Estas palavras são mais que oportunas quando os cristãos celebram o Natal anunciando que Deus é pai da humanidade inteira e de cada ser humano, o que significa que está atento às angústias, anseios, esperanças de todos. Foi por amar as criaturas de maneira infinita que o Criador enviou à Terra seu filho para reunir em paz- sentimento tão mencionado no Novo Testamento-a grande família humana.

Dom Odilo Scherer, arcebispo de São Paulo, escrevendo sobre o protagonista da festa cristã, lembrou que “Jesus não veio com demonstrações de poder e força para intimidar ou impor sua vontade. Nasceu pobre e despojado, pequenina e indefesa criança que só desperta sentimentos de ternura e admiração. Não veio dividir, mas buscar o que está disperso e unir o que está dividido. Veio ao encontro de todos e de todos se fez irmão. A representação do menino Jesus, de braços abertos na manjedoura do presépio, é um convite a acolher e se deixar acolher. Ninguém precisa ter medo de se aproximar nem se sentir excluído deste abraço fraterno restaurador da paz.”

Estamos vivendo mais um Natal sob o signo do consumismo, da agitação das festas, dos encontros de amigos visíveis e invisíveis. Nada contra, até porque as confraternizações do período não deixam de realçar o significado profundo da festa do nascimento de Jesus. É tempo de alegria. As pessoas ficam naturalmente mais leves, querem partilhar seu sentimento de alguma forma; e por algum tempo, breve que seja, acreditam que o mundo possa ser melhor, que os humanos consigam ser bons uns com os outros. Há um mistério contagiante no ar e ele vai muito além das luzes, dos presentes, das canções, de todos os símbolos.

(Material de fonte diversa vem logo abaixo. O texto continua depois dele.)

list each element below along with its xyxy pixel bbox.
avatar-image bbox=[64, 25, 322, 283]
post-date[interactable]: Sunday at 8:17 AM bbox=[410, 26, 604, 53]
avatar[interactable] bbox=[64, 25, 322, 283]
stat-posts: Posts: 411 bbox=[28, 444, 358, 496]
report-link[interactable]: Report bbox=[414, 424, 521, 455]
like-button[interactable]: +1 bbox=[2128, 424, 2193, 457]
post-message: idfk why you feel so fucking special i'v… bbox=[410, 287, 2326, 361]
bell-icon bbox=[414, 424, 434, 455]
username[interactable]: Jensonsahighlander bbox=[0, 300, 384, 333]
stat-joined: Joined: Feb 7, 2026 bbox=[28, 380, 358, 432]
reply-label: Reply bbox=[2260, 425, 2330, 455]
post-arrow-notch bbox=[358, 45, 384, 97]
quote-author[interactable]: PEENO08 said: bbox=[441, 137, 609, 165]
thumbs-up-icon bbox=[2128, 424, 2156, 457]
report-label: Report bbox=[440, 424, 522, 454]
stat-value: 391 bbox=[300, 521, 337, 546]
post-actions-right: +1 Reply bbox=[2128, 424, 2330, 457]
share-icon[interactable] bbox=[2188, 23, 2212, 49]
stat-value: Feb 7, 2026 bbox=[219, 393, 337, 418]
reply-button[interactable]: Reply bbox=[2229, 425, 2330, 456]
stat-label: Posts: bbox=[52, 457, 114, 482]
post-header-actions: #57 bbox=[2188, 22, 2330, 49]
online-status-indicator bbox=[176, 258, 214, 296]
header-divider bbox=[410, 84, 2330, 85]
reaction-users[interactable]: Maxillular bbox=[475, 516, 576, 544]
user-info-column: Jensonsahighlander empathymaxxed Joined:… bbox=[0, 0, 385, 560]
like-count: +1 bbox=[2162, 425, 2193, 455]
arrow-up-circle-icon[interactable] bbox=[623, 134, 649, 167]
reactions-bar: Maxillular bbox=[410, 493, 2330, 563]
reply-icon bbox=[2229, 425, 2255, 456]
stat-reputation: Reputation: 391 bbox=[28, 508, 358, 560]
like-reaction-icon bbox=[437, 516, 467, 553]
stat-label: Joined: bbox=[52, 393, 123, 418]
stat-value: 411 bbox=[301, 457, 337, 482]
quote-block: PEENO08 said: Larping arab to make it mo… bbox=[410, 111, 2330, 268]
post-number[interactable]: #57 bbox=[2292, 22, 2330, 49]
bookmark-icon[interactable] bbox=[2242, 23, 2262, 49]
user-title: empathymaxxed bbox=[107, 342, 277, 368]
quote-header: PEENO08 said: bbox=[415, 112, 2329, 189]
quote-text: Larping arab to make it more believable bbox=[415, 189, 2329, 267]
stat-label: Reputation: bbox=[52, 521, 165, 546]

A fim de que a festa não se desvirtue de seu sentido primordial, que é de esperança e amor ao próximo, haja em cada um de nós algum sentimento de fraternidade e reencontro da família humana, pois raças, etnias e culturas diversas não conseguem esconder que somos uma única humanidade. Nossas diferenças não devem ser excludentes, e sim mostrar as enormes riquezas e capacidades que o ser humano traz em si e expressa nas suas maneiras de existir. Mas para que consigamos alcançar este ideal, para estarmos realmente inteiros com o outro, sem animosidades, sem disputas, sem comparações, precisamos sair de nós, de nosso narcisismo às vezes doentio, e estar com ouvidos abertos para acolher aquilo que busca nosso entendimento. Porque no princípio é sempre o verbo...

Feliz Natal, leitora e leitor destas palavras.